Je n’étais pas trop inquiet, malgré l'augmentation de ma fréquence respiratoire et la baisse de mon taux d'oxygène, que j'ai pu contrôler grâce à un oxymètre. Je suis resté dans le déni jusqu’au bout. C’est ma femme qui m’a poussé à aller à appeler le SAMU.

A l'hôpital, on pense forcément à la mort, car on y est confronté. Mais ça n’a pas duré très longtemps, je suis plutôt quelqu’un d’optimiste.

Aujourd'hui encore, je m'essouffle quand je parle longtemps ou quand je marche. Je suis fatigué, j'ai des sueurs nocturnes

Vous êtes ensuite sorti de l’hôpital, mais sans être guéri. Comment est-ce possible ?

Au bout de treize jours, j’étais sevré en oxygène (les poumons n’ont plus besoin d’aide pour fonctionner normalement), mais les lésions pulmonaires étaient toujours présentes. Les symptômes aussi. J’avais toujours une toux sèche, toujours une douleur thoracique, comme un poids qui vous écrase la poitrine, et qui est encore pire le matin car la sensation s’aggrave lorsque l’on est allongé à plat.

Aujourd’hui encore, je m’essouffle quand je parle longtemps ou quand je marche un peu. Je suis fatigué, j’ai des sueurs nocturnes mais sans fièvre, des frissons, des tremblements, une sensation de froid aux extrémités qui persistent... Ce sont les signes que la réaction inflammatoire et immunitaire au virus est toujours présente.

Que faites-vous pour aller mieux ?

Il faut s'auto-rééduquer, pour éviter d'éventuelles séquelles pulmonaires. On ne sait pas pour le moment si les poumons vont se guérir spontanément ou si les lésions vont perdurer. Je conseille aux personnes  de retour à domicile de faire des exercices respiratoires. Il faut travailler les deux temps de la respiration.

Pour l’inspiration, ouvrir sa cage thoracique en prenant un bâton ou un manche à balai à deux mains, le soulever au-dessus et légèrement en arrière de la tête en inspirant à fond (limiter ce geste si douleurs) puis redescendre le bâton sur le ventre en expirant lentement. On peut aussi reproduire les gestes de la brasse ou du crawl. Pour l’expiration, on peut mettre une paille ou un stylo vide dans un verre d’eau et souffler pour faire des bulles.
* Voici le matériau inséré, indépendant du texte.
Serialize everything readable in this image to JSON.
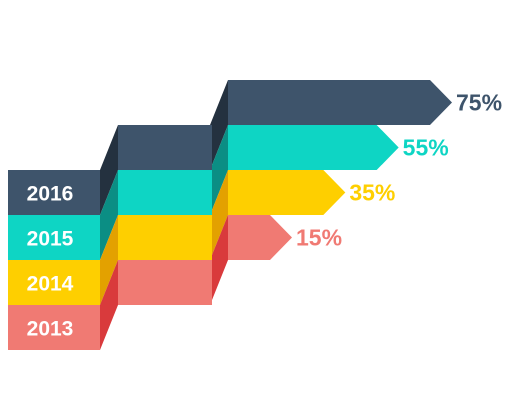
{
  "chart_data": {
    "type": "bar",
    "title": "",
    "xlabel": "",
    "ylabel": "",
    "categories": [
      "2016",
      "2015",
      "2014",
      "2013"
    ],
    "values": [
      75,
      55,
      35,
      15
    ],
    "value_labels": [
      "75%",
      "55%",
      "35%",
      "15%"
    ],
    "unit": "%",
    "legend": "none",
    "grid": false,
    "colors": {
      "2016": {
        "face": "#3e546b",
        "side": "#24313f"
      },
      "2015": {
        "face": "#0ed5c4",
        "side": "#0b8e84"
      },
      "2014": {
        "face": "#fecf00",
        "side": "#e3a100"
      },
      "2013": {
        "face": "#f07a73",
        "side": "#d93a3c"
      }
    }
  }
}
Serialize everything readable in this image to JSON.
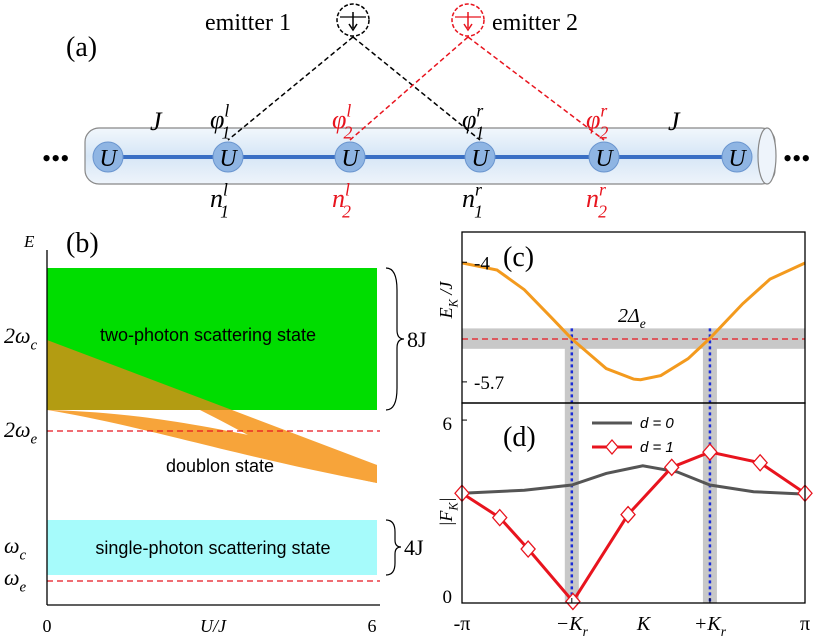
{
  "diagram_a": {
    "label": "(a)",
    "emitters": [
      "emitter 1",
      "emitter 2"
    ],
    "hopping": [
      "J",
      "J"
    ],
    "sites": [
      "U",
      "U",
      "U",
      "U",
      "U",
      "U"
    ],
    "phases": [
      {
        "base": "φ",
        "sub": "1",
        "sup": "l"
      },
      {
        "base": "φ",
        "sub": "2",
        "sup": "l"
      },
      {
        "base": "φ",
        "sub": "1",
        "sup": "r"
      },
      {
        "base": "φ",
        "sub": "2",
        "sup": "r"
      }
    ],
    "occupations": [
      {
        "base": "n",
        "sub": "1",
        "sup": "l"
      },
      {
        "base": "n",
        "sub": "2",
        "sup": "l"
      },
      {
        "base": "n",
        "sub": "1",
        "sup": "r"
      },
      {
        "base": "n",
        "sub": "2",
        "sup": "r"
      }
    ]
  },
  "diagram_b": {
    "label": "(b)",
    "ylabel": "E",
    "xlabel": "U/J",
    "xticks": [
      "0",
      "6"
    ],
    "levels": [
      {
        "base": "2ω",
        "sub": "c"
      },
      {
        "base": "2ω",
        "sub": "e"
      },
      {
        "base": "ω",
        "sub": "c"
      },
      {
        "base": "ω",
        "sub": "e"
      }
    ],
    "bands": [
      "two-photon scattering state",
      "doublon state",
      "single-photon scattering state"
    ],
    "widths": [
      "8J",
      "4J"
    ]
  },
  "chart_data": [
    {
      "type": "line",
      "title": "(c)",
      "ylabel": {
        "base": "E",
        "sub": "K",
        "rest": " /J"
      },
      "xlim": [
        -3.1416,
        3.1416
      ],
      "ylim": [
        -6.0,
        -3.57
      ],
      "yticks": [
        -4,
        -5.7
      ],
      "x": [
        -3.1416,
        -2.5,
        -2,
        -1.5,
        -1.13,
        -0.5,
        0,
        0.13,
        0.5,
        1,
        1.4,
        2,
        2.5,
        3.1416
      ],
      "series": [
        {
          "color": "#f39a1e",
          "values": [
            -4.01,
            -4.11,
            -4.39,
            -4.79,
            -5.09,
            -5.51,
            -5.66,
            -5.67,
            -5.61,
            -5.37,
            -5.08,
            -4.59,
            -4.24,
            -4.01
          ]
        }
      ],
      "hline": -5.09,
      "band": [
        -5.23,
        -4.94
      ],
      "annotation": {
        "base": "2Δ",
        "sub": "e"
      }
    },
    {
      "type": "line",
      "title": "(d)",
      "ylabel": {
        "base": "|F",
        "sub": "K",
        "rest": "|"
      },
      "xlabel": "K",
      "xlim": [
        -3.1416,
        3.1416
      ],
      "ylim": [
        0,
        6.56
      ],
      "yticks": [
        6,
        0
      ],
      "xticks": [
        {
          "value": -3.1416,
          "label": "-π"
        },
        {
          "value": -1.13,
          "label": {
            "base": "−K",
            "sub": "r"
          }
        },
        {
          "value": 1.4,
          "label": {
            "base": "+K",
            "sub": "r"
          }
        },
        {
          "value": 3.1416,
          "label": "π"
        }
      ],
      "vlines": [
        -1.13,
        1.4
      ],
      "legend": "top",
      "series": [
        {
          "name": "d = 0",
          "color": "#555555",
          "marker": false,
          "x": [
            -3.1416,
            -2,
            -1.13,
            -0.5,
            0.17,
            0.8,
            1.4,
            2.2,
            3.1416
          ],
          "values": [
            3.6,
            3.7,
            3.87,
            4.25,
            4.5,
            4.3,
            3.87,
            3.65,
            3.57
          ]
        },
        {
          "name": "d = 1",
          "color": "#e8141e",
          "marker": true,
          "x": [
            -3.1416,
            -2.45,
            -1.93,
            -1.11,
            -0.1,
            0.7,
            1.4,
            2.32,
            3.1416
          ],
          "values": [
            3.6,
            2.8,
            1.77,
            0.05,
            2.9,
            4.45,
            4.95,
            4.6,
            3.6
          ]
        }
      ]
    }
  ]
}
Faire ces exercices deux fois par jour, 10-15 minutes, de façon progressive pour ne pas que ce soit douloureux.

J'ai perdu cinq kilos pendant mon hospitalisation

 

Vous est-il possible de retourner travailler ?

Cela dépendra de la persistance de ma fatigue, de mon essoufflement et de ma toux. Même avec un masque, je ne peux pas tousser sans cesse devant un patient. Il faudra également être sûr que je ne sois pas contagieux.

En général, il faut du temps pour que les malades s’en remettent correctement. J’ai perdu cinq kilos pendant mon hospitalisation, alors que je suis déjà quelqu’un de menu. Les patients hospitalisés en réanimation auront besoin de soins de réadaptation spécialisés et d’une rééducation pulmonaire pratiqués par des professionnels.